Unilever is also stepping up to keep personal data private. The company lists the hashtag: “#yourdataisyours” on its website and further details below regarding GDPR.

“We know that you care about your personal data and how it is used, and we want you to trust that Unilever uses your data carefully. This Privacy Notice will help you understand what personal data we collect, why we collect it and what we do with it.” They have also been approached for further comment.
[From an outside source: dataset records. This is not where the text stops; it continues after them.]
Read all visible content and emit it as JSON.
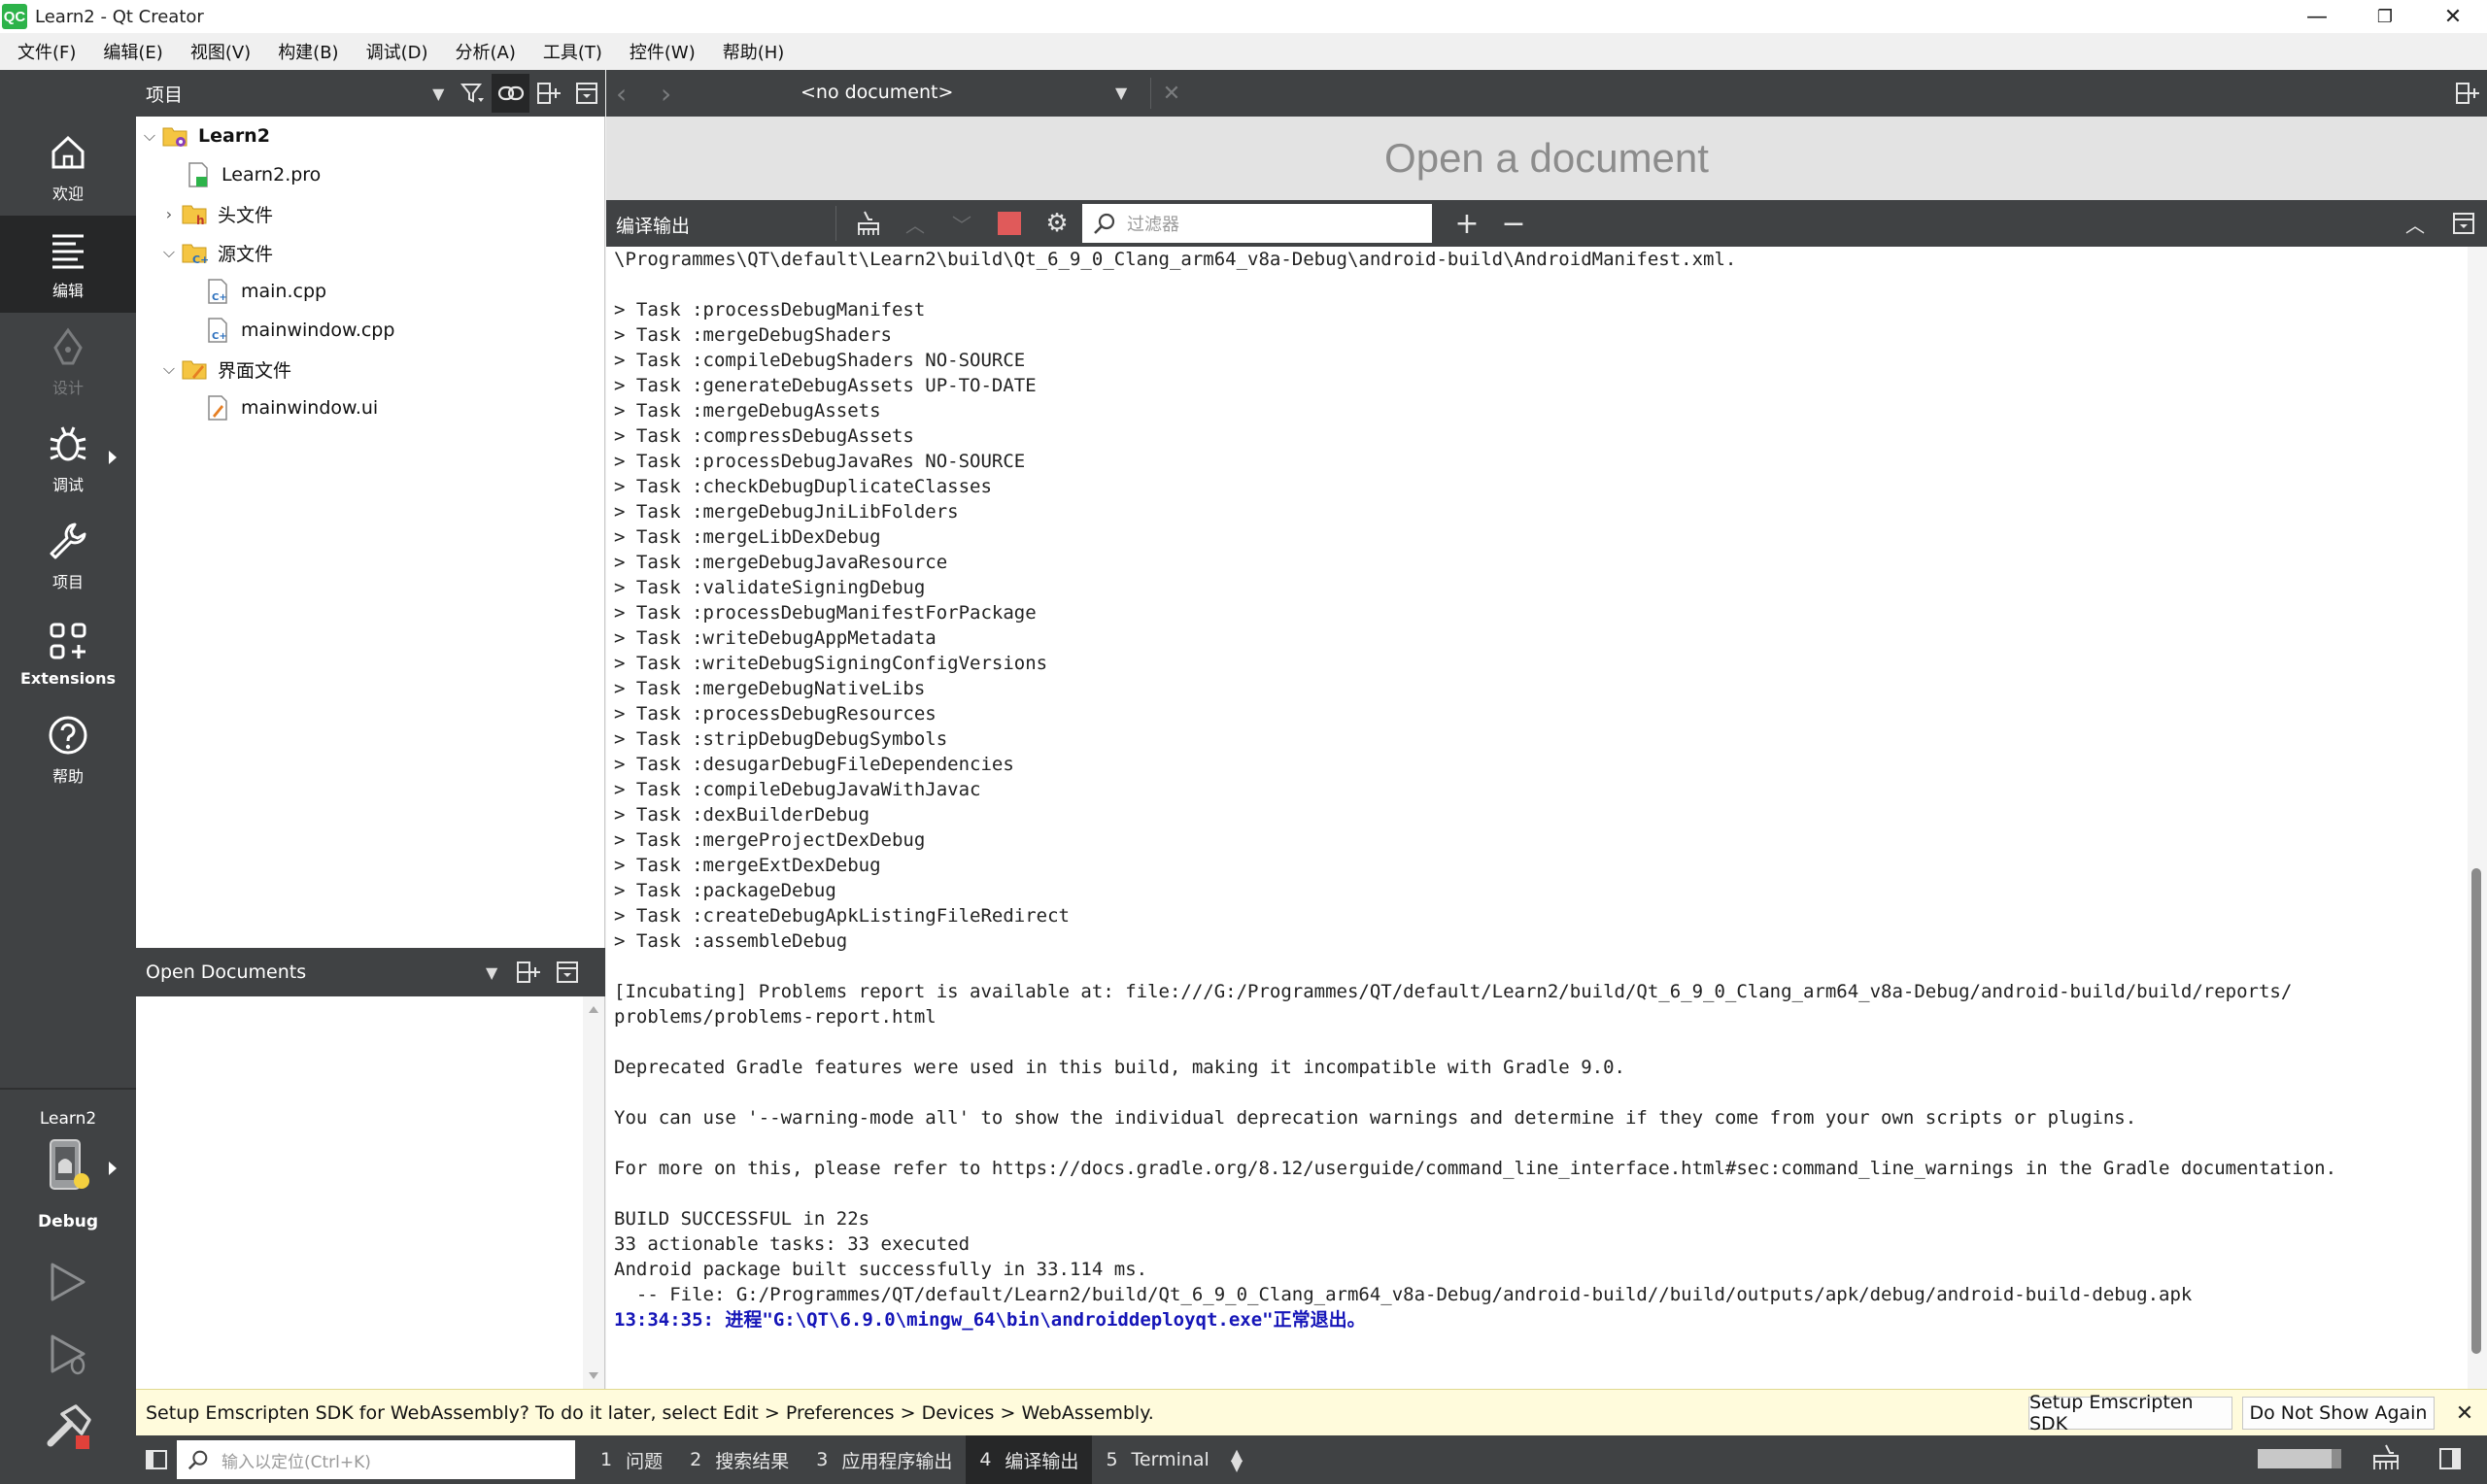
{
  "window": {
    "logo": "QC",
    "title": "Learn2 - Qt Creator",
    "minimize": "—",
    "restore": "❐",
    "close": "✕"
  },
  "menu": [
    "文件(F)",
    "编辑(E)",
    "视图(V)",
    "构建(B)",
    "调试(D)",
    "分析(A)",
    "工具(T)",
    "控件(W)",
    "帮助(H)"
  ],
  "modes": {
    "welcome": "欢迎",
    "edit": "编辑",
    "design": "设计",
    "debug": "调试",
    "projects": "项目",
    "extensions": "Extensions",
    "help": "帮助"
  },
  "kit": {
    "project": "Learn2",
    "build": "Debug"
  },
  "project_panel": {
    "title": "项目",
    "tree": {
      "root": "Learn2",
      "pro": "Learn2.pro",
      "headers": "头文件",
      "sources": "源文件",
      "main_cpp": "main.cpp",
      "mainwindow_cpp": "mainwindow.cpp",
      "forms": "界面文件",
      "mainwindow_ui": "mainwindow.ui"
    }
  },
  "open_documents": {
    "title": "Open Documents"
  },
  "editor": {
    "document_select": "<no document>",
    "placeholder": "Open a document"
  },
  "output_pane": {
    "title": "编译输出",
    "filter_placeholder": "过滤器"
  },
  "output_lines": [
    "\\Programmes\\QT\\default\\Learn2\\build\\Qt_6_9_0_Clang_arm64_v8a-Debug\\android-build\\AndroidManifest.xml.",
    "",
    "> Task :processDebugManifest",
    "> Task :mergeDebugShaders",
    "> Task :compileDebugShaders NO-SOURCE",
    "> Task :generateDebugAssets UP-TO-DATE",
    "> Task :mergeDebugAssets",
    "> Task :compressDebugAssets",
    "> Task :processDebugJavaRes NO-SOURCE",
    "> Task :checkDebugDuplicateClasses",
    "> Task :mergeDebugJniLibFolders",
    "> Task :mergeLibDexDebug",
    "> Task :mergeDebugJavaResource",
    "> Task :validateSigningDebug",
    "> Task :processDebugManifestForPackage",
    "> Task :writeDebugAppMetadata",
    "> Task :writeDebugSigningConfigVersions",
    "> Task :mergeDebugNativeLibs",
    "> Task :processDebugResources",
    "> Task :stripDebugDebugSymbols",
    "> Task :desugarDebugFileDependencies",
    "> Task :compileDebugJavaWithJavac",
    "> Task :dexBuilderDebug",
    "> Task :mergeProjectDexDebug",
    "> Task :mergeExtDexDebug",
    "> Task :packageDebug",
    "> Task :createDebugApkListingFileRedirect",
    "> Task :assembleDebug",
    "",
    "[Incubating] Problems report is available at: file:///G:/Programmes/QT/default/Learn2/build/Qt_6_9_0_Clang_arm64_v8a-Debug/android-build/build/reports/",
    "problems/problems-report.html",
    "",
    "Deprecated Gradle features were used in this build, making it incompatible with Gradle 9.0.",
    "",
    "You can use '--warning-mode all' to show the individual deprecation warnings and determine if they come from your own scripts or plugins.",
    "",
    "For more on this, please refer to https://docs.gradle.org/8.12/userguide/command_line_interface.html#sec:command_line_warnings in the Gradle documentation.",
    "",
    "BUILD SUCCESSFUL in 22s",
    "33 actionable tasks: 33 executed",
    "Android package built successfully in 33.114 ms.",
    "  -- File: G:/Programmes/QT/default/Learn2/build/Qt_6_9_0_Clang_arm64_v8a-Debug/android-build//build/outputs/apk/debug/android-build-debug.apk"
  ],
  "output_final_line": "13:34:35: 进程\"G:\\QT\\6.9.0\\mingw_64\\bin\\androiddeployqt.exe\"正常退出。",
  "notification": {
    "text": "Setup Emscripten SDK for WebAssembly? To do it later, select Edit > Preferences > Devices > WebAssembly.",
    "setup_button": "Setup Emscripten SDK",
    "dismiss_button": "Do Not Show Again"
  },
  "statusbar": {
    "locator_placeholder": "输入以定位(Ctrl+K)",
    "tabs": [
      {
        "num": "1",
        "label": "问题"
      },
      {
        "num": "2",
        "label": "搜索结果"
      },
      {
        "num": "3",
        "label": "应用程序输出"
      },
      {
        "num": "4",
        "label": "编译输出"
      },
      {
        "num": "5",
        "label": "Terminal"
      }
    ]
  }
}
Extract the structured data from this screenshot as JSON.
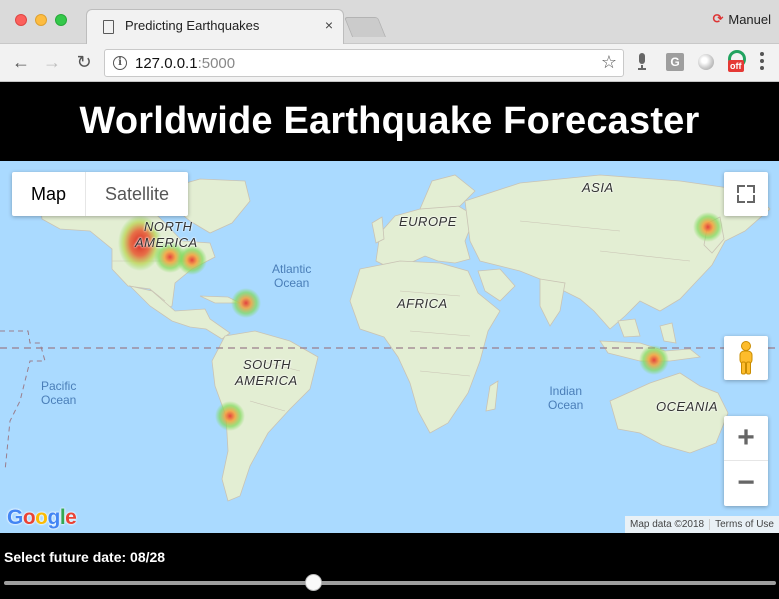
{
  "browser": {
    "tab_title": "Predicting Earthquakes",
    "tab_close": "×",
    "url_host": "127.0.0.1",
    "url_port": ":5000",
    "profile_name": "Manuel",
    "ext_g_label": "G",
    "ext_off_label": "off"
  },
  "page": {
    "title": "Worldwide Earthquake Forecaster"
  },
  "map": {
    "type_buttons": {
      "map": "Map",
      "satellite": "Satellite"
    },
    "labels": {
      "north_america_1": "NORTH",
      "north_america_2": "AMERICA",
      "south_america_1": "SOUTH",
      "south_america_2": "AMERICA",
      "europe": "EUROPE",
      "asia": "ASIA",
      "africa": "AFRICA",
      "oceania": "OCEANIA"
    },
    "oceans": {
      "atlantic_1": "Atlantic",
      "atlantic_2": "Ocean",
      "pacific_1": "Pacific",
      "pacific_2": "Ocean",
      "indian_1": "Indian",
      "indian_2": "Ocean"
    },
    "zoom_in": "+",
    "zoom_out": "−",
    "attribution": "Map data ©2018",
    "terms": "Terms of Use",
    "colors": {
      "water": "#aadaff",
      "land": "#e3eed3",
      "heat_low": "#7ed957",
      "heat_high": "#e53935"
    }
  },
  "controls": {
    "date_label": "Select future date: 08/28",
    "slider_fraction": 0.4
  }
}
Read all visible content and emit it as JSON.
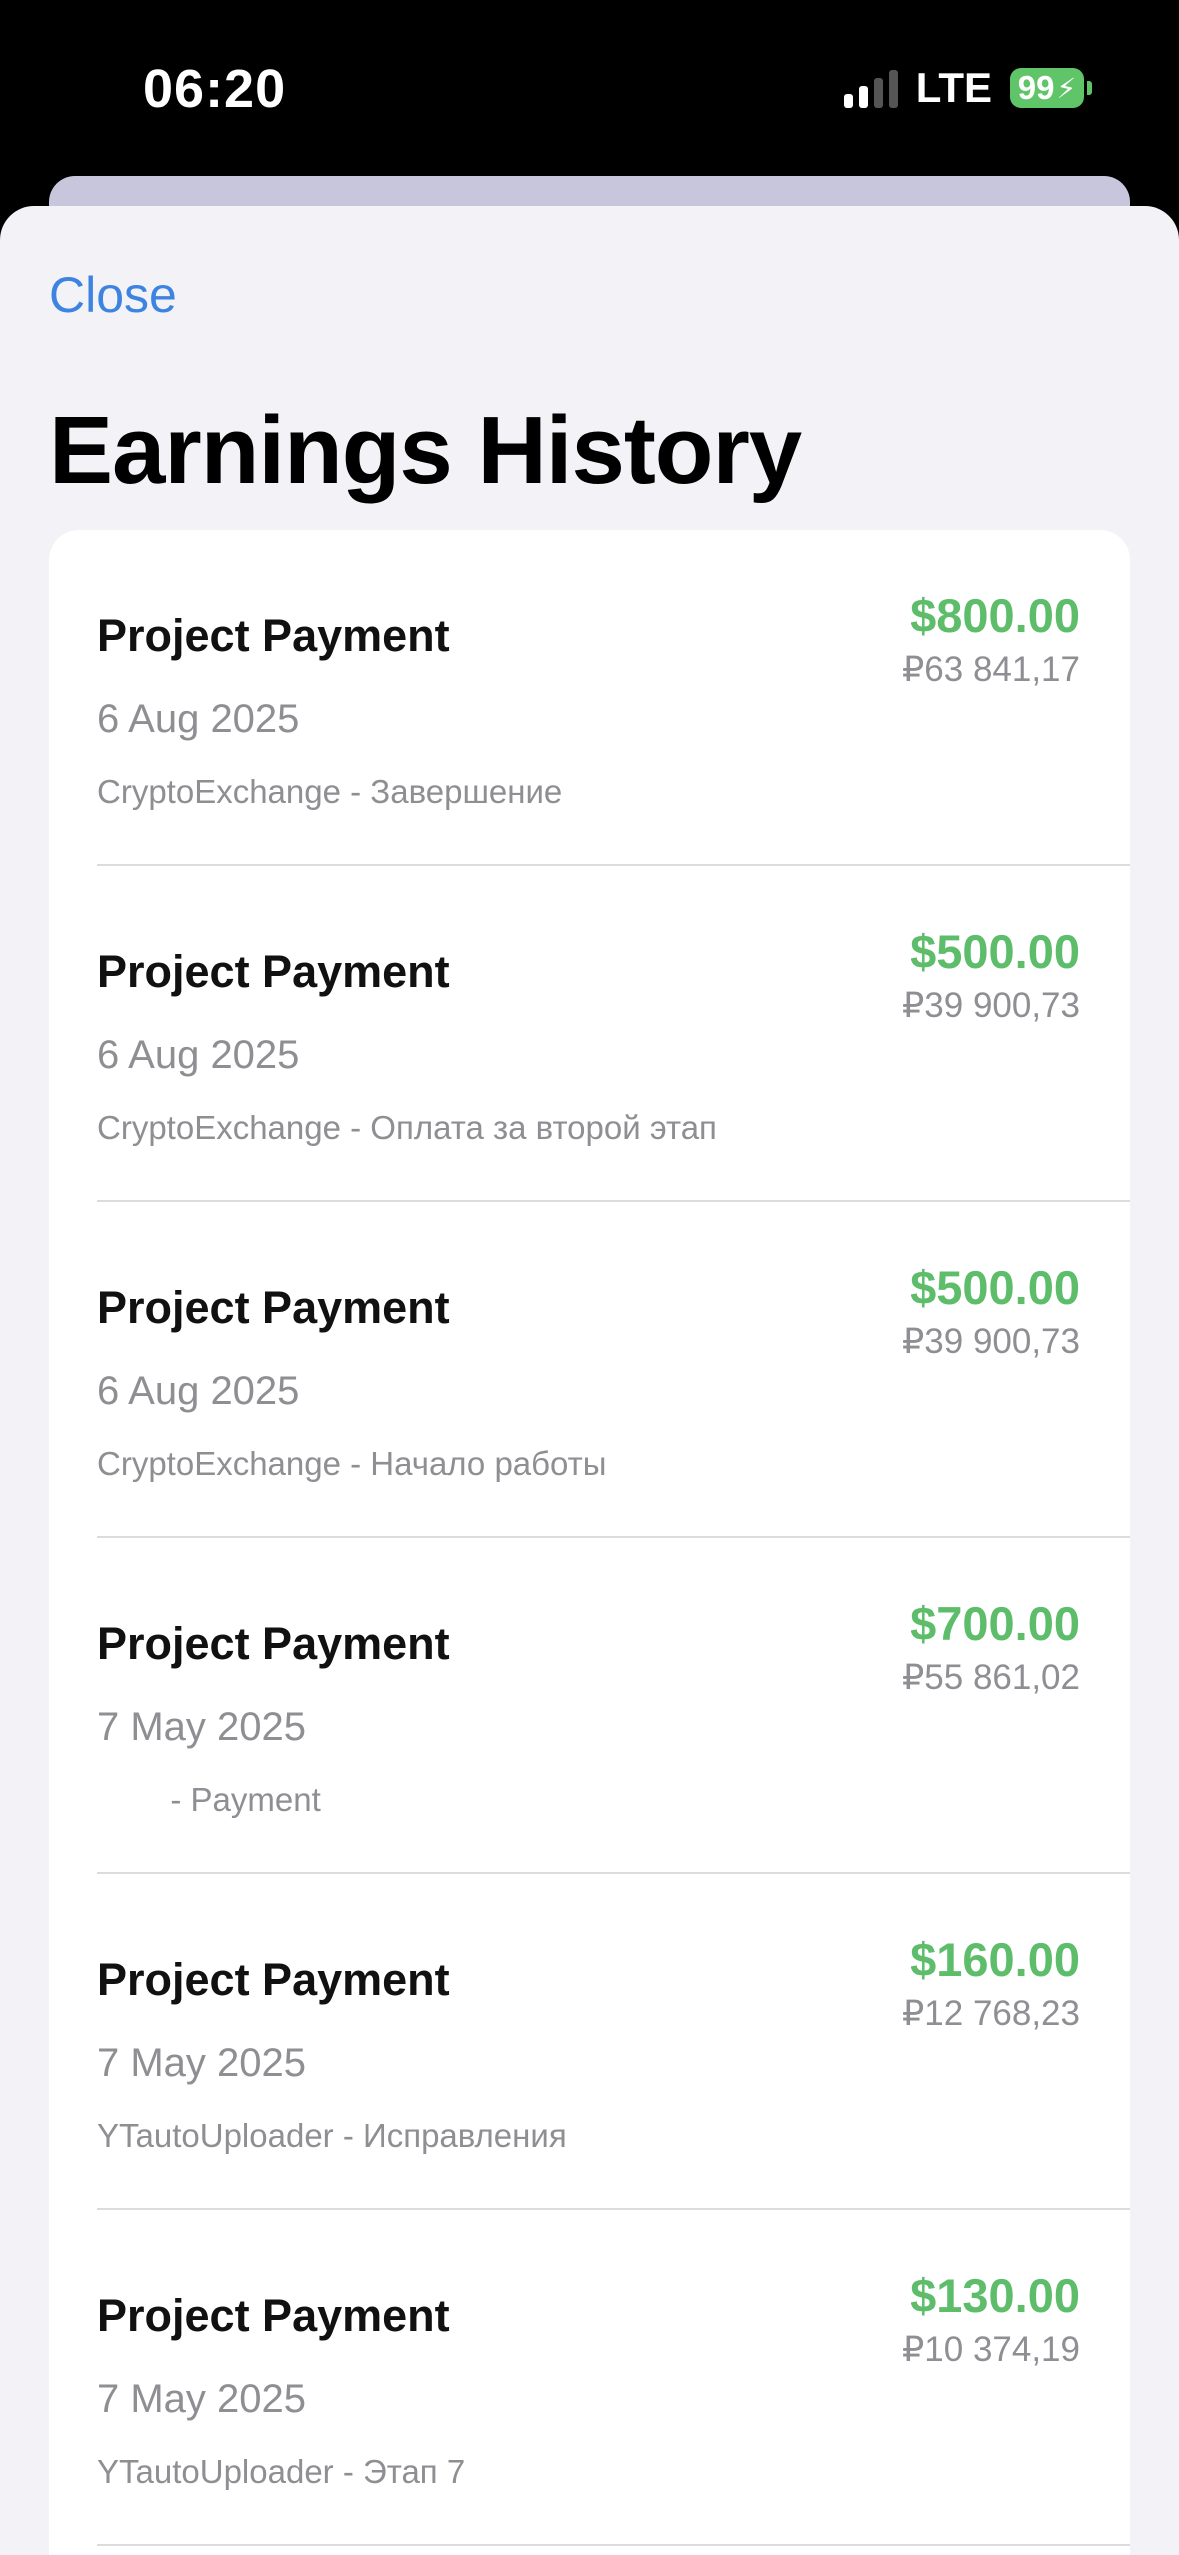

Speaking to FoodIngredientsFirst, Richard Clarke, Managing Director at the PR agency Ingredient Communications says that most food brands and retailers will have databases of past and present customers to whom they send marketing material. GDPR will decimate a lot of those databases because many consumers will ignore requests to opt-in to lists again for GDPR compliance purposes.
 
“It’s tough, but it’s the same for all businesses, so at least it’s a level playing field, which offers a crumb of comfort. If there is one chink of light, it’s that those consumers who do opt in to stay on marketing lists are likely to be the most engaged consumers of all. If you like, it’s a process of correcting databases that might have become crowded over the years. It could enable companies to get even closer to those shoppers who are most loyal,” he explains.
 
For most consumers, GDPR merely offers a great way to reduce the number of marketing emails they receive, including those they never signed up to receive, or don’t recall signing up to receive.
 
“And we have to remember that GDPR exists because it was perceived there was a need for it. The insidious practice of requiring people to opt out pro-actively of receiving marketing materials from companies enabled the feeling to develop that personal data was being misused. GDPR will correct that imbalance and put power back in consumers’ hands,” Clarke continues.
 
“But it will also enable companies and brands to be more targeted and more confident that the people who are receiving their marketing messages want to get them,” he concludes.